Mercredi 25 mai

Comme d’habitude, tout est un peu plus laborieux en cinquième Vulcanion. L’annonce de la lecture de Bilbo le Hobbit a immédiatement été accueille par des “Il y aura combien de paaaaaaages ?” et des “On peut pas voir le film plutôt ?” là où, jusqu’alors, j’ai eu le droit à des ovations et des propositions d’exposés en pagaille.
Et puis :
“Monsieur !
– Oui Olivia ?
– Valentin il a déjà lu le livre.”
Je tourne la tête vers Valentin qui tente l’exploit de rentrer en lui-même, chose peu aisée dans notre univers, et plus encore quand on mesure près d’un mètre quatre-vingt à treize ans. Valentin a prononcé environ dix phrases depuis que je le connais.
“C’est vrai Valentin ?
– Hmmmfffmpfpfffffoui. Et le Seigneur des Anneaux. Et le Silmarillion. Et les Contes et Légendes Inachevés.”
Ah oui, quand même.
“Vous voyez monsieur, ça sert à rien qu’on le lise.
– Au contraire.

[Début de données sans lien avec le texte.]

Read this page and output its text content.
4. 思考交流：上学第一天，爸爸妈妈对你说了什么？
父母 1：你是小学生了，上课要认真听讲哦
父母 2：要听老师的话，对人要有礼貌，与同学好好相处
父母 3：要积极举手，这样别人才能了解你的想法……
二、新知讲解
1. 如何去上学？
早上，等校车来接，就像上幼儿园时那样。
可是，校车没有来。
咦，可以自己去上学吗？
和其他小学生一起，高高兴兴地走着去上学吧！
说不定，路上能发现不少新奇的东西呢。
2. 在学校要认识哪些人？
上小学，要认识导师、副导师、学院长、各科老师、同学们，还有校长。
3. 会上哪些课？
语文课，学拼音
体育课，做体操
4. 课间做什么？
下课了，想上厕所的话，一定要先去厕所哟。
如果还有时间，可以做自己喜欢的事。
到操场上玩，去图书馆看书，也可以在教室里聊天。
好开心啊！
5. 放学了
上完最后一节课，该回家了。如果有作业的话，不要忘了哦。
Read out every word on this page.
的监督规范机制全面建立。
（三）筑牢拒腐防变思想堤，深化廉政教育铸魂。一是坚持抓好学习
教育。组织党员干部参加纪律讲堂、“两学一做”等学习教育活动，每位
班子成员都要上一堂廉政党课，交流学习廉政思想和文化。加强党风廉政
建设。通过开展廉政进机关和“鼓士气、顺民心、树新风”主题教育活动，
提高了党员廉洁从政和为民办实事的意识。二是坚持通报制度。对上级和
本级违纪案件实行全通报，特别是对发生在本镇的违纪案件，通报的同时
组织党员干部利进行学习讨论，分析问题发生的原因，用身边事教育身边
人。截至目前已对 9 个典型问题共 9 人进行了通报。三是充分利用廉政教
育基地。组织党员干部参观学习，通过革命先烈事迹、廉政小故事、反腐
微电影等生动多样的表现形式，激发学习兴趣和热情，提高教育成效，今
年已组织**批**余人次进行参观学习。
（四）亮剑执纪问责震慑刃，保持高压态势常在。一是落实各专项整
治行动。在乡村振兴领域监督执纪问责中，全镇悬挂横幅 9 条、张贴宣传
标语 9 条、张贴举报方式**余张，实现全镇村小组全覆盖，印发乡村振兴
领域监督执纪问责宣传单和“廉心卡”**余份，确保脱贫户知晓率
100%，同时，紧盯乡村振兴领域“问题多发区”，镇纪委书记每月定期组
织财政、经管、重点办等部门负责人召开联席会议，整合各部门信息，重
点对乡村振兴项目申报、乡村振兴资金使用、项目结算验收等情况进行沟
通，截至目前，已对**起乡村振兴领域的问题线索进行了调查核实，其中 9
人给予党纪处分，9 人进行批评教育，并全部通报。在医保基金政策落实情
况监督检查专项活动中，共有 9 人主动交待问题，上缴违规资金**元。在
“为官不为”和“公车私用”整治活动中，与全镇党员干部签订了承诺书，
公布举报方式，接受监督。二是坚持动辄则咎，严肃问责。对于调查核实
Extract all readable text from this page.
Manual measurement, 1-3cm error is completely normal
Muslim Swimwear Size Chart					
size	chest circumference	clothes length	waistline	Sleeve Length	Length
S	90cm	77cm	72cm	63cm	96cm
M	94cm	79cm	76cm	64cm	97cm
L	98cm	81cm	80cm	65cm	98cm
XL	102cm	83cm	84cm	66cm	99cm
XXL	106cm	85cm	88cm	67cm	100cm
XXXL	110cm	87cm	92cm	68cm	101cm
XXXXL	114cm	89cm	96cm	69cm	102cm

Valentin pourra m’aider, il vous apprendra d’une autre façon.
– Ah ouais ? Genre il va faire le prof ?”
À ma grande surprise, Valentin hoche la tête avec enthousiasme. Je reste vigilant. Les Vulcanions ne sont pas spécialement bienveillants les uns avec les autres. J’attends qu’une pique pointe. J’avise Cléo qui bougonne quelque chose à sa copine.
“Vous n’êtes pas contente que Valentin vous enseigne ?
– Mais genre voilà, il aime un truc et ça le rend fort en français !
– Je sais. Parfois, on est expert dans un domaine. Et quand ça s’aligne avec vos études ou votre métier, c’est génial. C’est ce qui arrive à Valentin en ce moment.
– Mais à moi, ça arrivera jamais.
– Ni à moi !
– Ni moi !”
Pour une fois, la parole anarchique ne bascule pas dans le brouhaha. Ils attendent des réponses.
“Quelle est votre expertise à vous Cléo ?
– Le patin à roulettes. Celui à quatre roues.
– Et vous Armando ?
– La danse bretonne.
– Et moi les arbres !”
Chacun y va de son petit monde. Celui qui a rarement le droit de cité au collège.
“Tu devrais faire un petit festival des talents en fin d’année.” me conseille A. tandis que nous quittons le bahut pour cet immense week-end. A., sortant imperturbablement la bonne clé lorsque je me trouve devant une porte fermée.
Ce n’est peut-être pas le quart d’heure de gloire warholien. Juste cette envie, furtive, de pouvoir être un héros, juste pour un jour.